Wednesday, December 5, 2018

the last book I ever read (Domenico Starnone's Trick, excerpt one)

from Trick by Domenico Starnone (Translated from the Italian by Jhumpa Lahiri):

That evening it finally clicked that the conference in Cagliari was, above all, a prime opportunity for Betta and Saverio to evade the eyes and ears of their child and fight hard. If, in the course of the afternoon, they only rarely spoke to each other, with perfunctory sentences, at dinner they didn’t even bother with those. Instead they talked to Mario and to me, so that the boy would know all my exploits and I’d know his. They both carried on in childish voices and almost always started the conversation with you know that Grandpa or show Grandpa how you. As a result, Mario had to learn that I’d won many prizes, that I was more famous than Picasso, that important people displayed my work in their homes; and I had to learn that Mario knew how to answer the phone politely, write his name, use the remote control, cut his meat with a real knife, and eat what was on his plate without throwing a tantrum.

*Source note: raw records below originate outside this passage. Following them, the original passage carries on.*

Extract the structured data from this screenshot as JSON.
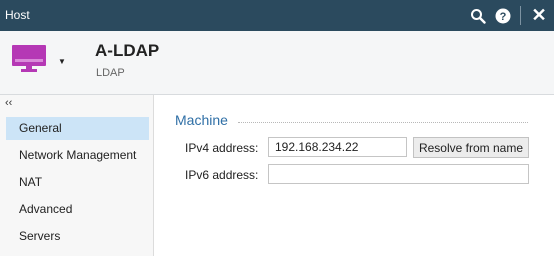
{
  "window": {
    "title": "Host",
    "icons": [
      "search-icon",
      "help-icon",
      "close-icon"
    ],
    "bar_color": "#2b4a5e"
  },
  "header": {
    "icon": "monitor-icon",
    "icon_color": "#b538b5",
    "name": "A-LDAP",
    "subtitle": "LDAP"
  },
  "sidebar": {
    "collapse_glyph": "‹‹",
    "items": [
      {
        "label": "General",
        "active": true
      },
      {
        "label": "Network Management",
        "active": false
      },
      {
        "label": "NAT",
        "active": false
      },
      {
        "label": "Advanced",
        "active": false
      },
      {
        "label": "Servers",
        "active": false
      }
    ]
  },
  "main": {
    "section_title": "Machine",
    "ipv4": {
      "label": "IPv4 address:",
      "value": "192.168.234.22"
    },
    "ipv6": {
      "label": "IPv6 address:",
      "value": ""
    },
    "resolve_button": "Resolve from name"
  }
}
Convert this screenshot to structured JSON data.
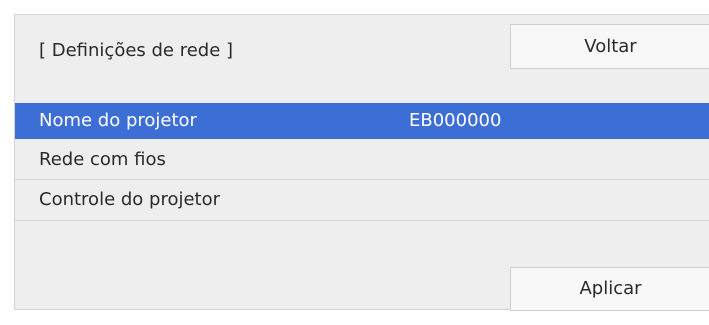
{
  "header": {
    "title": "[ Definições de rede ]",
    "back_label": "Voltar"
  },
  "menu": {
    "items": [
      {
        "label": "Nome do projetor",
        "value": "EB000000",
        "selected": true
      },
      {
        "label": "Rede com fios",
        "value": "",
        "selected": false
      },
      {
        "label": "Controle do projetor",
        "value": "",
        "selected": false
      }
    ]
  },
  "footer": {
    "apply_label": "Aplicar"
  },
  "colors": {
    "selection": "#3d6ed6",
    "panel_background": "#eeeeee",
    "button_background": "#f8f8f8"
  }
}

It was an interminable evening. The whole while the child never took his eyes off me, as if fearing I would disappear, he wanted to memorize me. When I showed him some dumb old tricks that I’d used to entertain Betta when she was little—like pretending that my thumb, clenched between two fingers, was a piece of his nose that I’d snatched away—he hinted at half indulgent little smiles, half amused, striking the air with his hand as if to punish me for such foolishness. When it was time to go to bed, he tried to say: I’ll go when Grandpa goes. But both parents stepped in, almost in unison, both suddenly strict. His mother exclaimed: You go to bed with Mommy tells you to go to bed, and his father said: It’s time to sleep, indicating the clock on the wall as if his son already knew how to tell time. Mario put up a little resistance then, but all he managed was to make sure I watched how he got undressed without help, and how, still without help, he put on his pajamas, and how he squeezed the toothpaste neatly onto his toothbrush, and how he knew how to brush his teeth, ceaselessly.